Review: Cold Fish (DVD)

Das DVD-Cover von „Cold Fish“ (Quelle: Rapid Eye Movies)

Das DVD-Cover von „Cold Fish“ (Quelle: Rapid Eye Movies)

Inhalt: Das Leben von Nobuyuki Shamoto (Mitsuru Fukikoshi) ist in einer Sackgasse angekommen: Seinen Arbeitsalltag verbringt er in seinem trostlosen kleinen Tropenfischgeschäft, hinter dem nur durch eine dünne Schiebetür getrennt seine schäbige Wohnung liegt. In dieser lebt er mit seiner jüngeren, nicht mehr an ihm interessierten Zweitfrau Taeko (Megumi Kagurazaka) und seiner jugendlichen, widerspenstigen Tochter Mitsuko (Hikari Kajikawa).
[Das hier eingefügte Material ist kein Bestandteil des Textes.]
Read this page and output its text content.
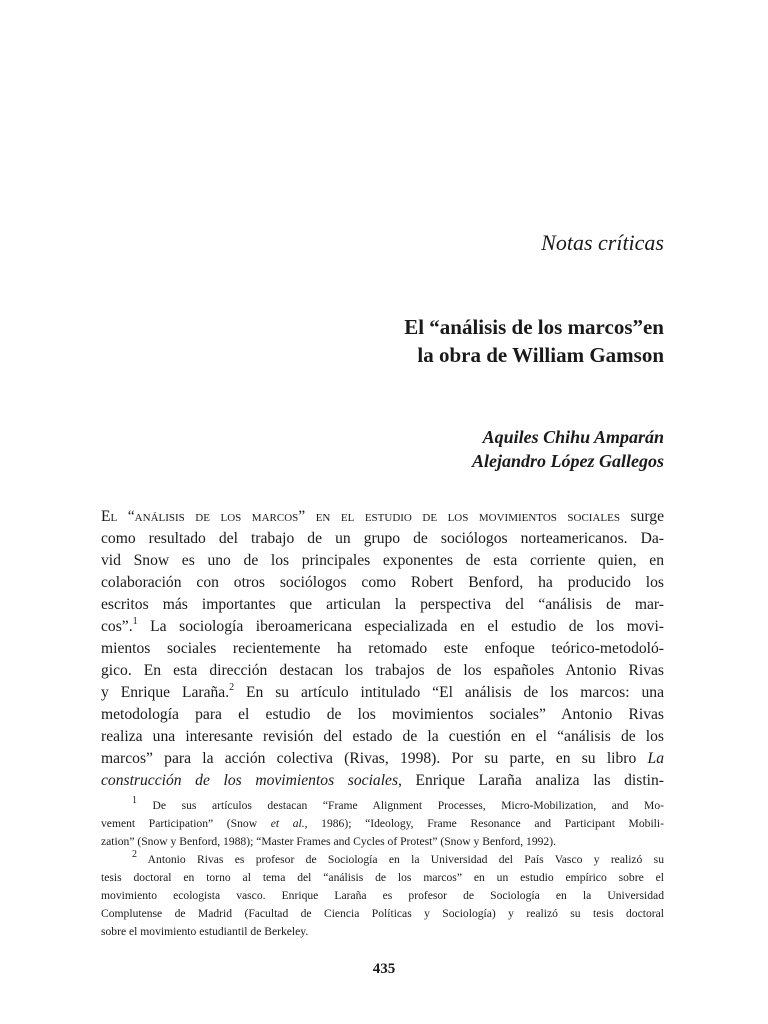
Notas críticas
El “análisis de los marcos”en
la obra de William Gamson
Aquiles Chihu Amparán
Alejandro López Gallegos
El “análisis de los marcos” en el estudio de los movimientos sociales surge
como resultado del trabajo de un grupo de sociólogos norteamericanos. Da-
vid Snow es uno de los principales exponentes de esta corriente quien, en
colaboración con otros sociólogos como Robert Benford, ha producido los
escritos más importantes que articulan la perspectiva del “análisis de mar-
cos”.$^1$ La sociología iberoamericana especializada en el estudio de los movi-
mientos sociales recientemente ha retomado este enfoque teórico-metodoló-
gico. En esta dirección destacan los trabajos de los españoles Antonio Rivas
y Enrique Laraña.$^2$ En su artículo intitulado “El análisis de los marcos: una
metodología para el estudio de los movimientos sociales” Antonio Rivas
realiza una interesante revisión del estado de la cuestión en el “análisis de los
marcos” para la acción colectiva (Rivas, 1998). Por su parte, en su libro La
construcción de los movimientos sociales, Enrique Laraña analiza las distin-
$^1$ De sus artículos destacan “Frame Alignment Processes, Micro-Mobilization, and Mo-
vement Participation” (Snow et al., 1986); “Ideology, Frame Resonance and Participant Mobili-
zation” (Snow y Benford, 1988); “Master Frames and Cycles of Protest” (Snow y Benford, 1992).
$^2$ Antonio Rivas es profesor de Sociología en la Universidad del País Vasco y realizó su
tesis doctoral en torno al tema del “análisis de los marcos” en un estudio empírico sobre el
movimiento ecologista vasco. Enrique Laraña es profesor de Sociología en la Universidad
Complutense de Madrid (Facultad de Ciencia Políticas y Sociología) y realizó su tesis doctoral
sobre el movimiento estudiantil de Berkeley.
435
Als Mitsuko wiederholt beim Ladendiebstahl erwischt wird, rettet der freundliche Yukio Murata (Denden) die Situation und bietet an, dass Mitsuko zur Ordnung ihres Lebens in seinem riesigen Tropenfischparadies „Amazon Gold“ arbeiten darf, das er gemeinsam mit seiner Frau Aiko (Asuka Kurosawa) betreibt. Immer mehr nimmt er Shamotos Tochter und Frau für sich ein und schlägt dem deprimierten Familienvater eine geschäftliche Zusammenarbeit vor. Diese entpuppt sich jedoch schnell als fatale Falle für Shamoto, denn Murata und seine Frau sind Serienkiller, die bereits über 30 Menschen auf dem Gewissen haben. Als Mitwisser kann er nicht fliehen, da Murata ihm damit droht, seine Frau und Tochter zu töten. Von Angst und Grauen getrieben trifft Shamoto eine schwerwiegende Entscheidung.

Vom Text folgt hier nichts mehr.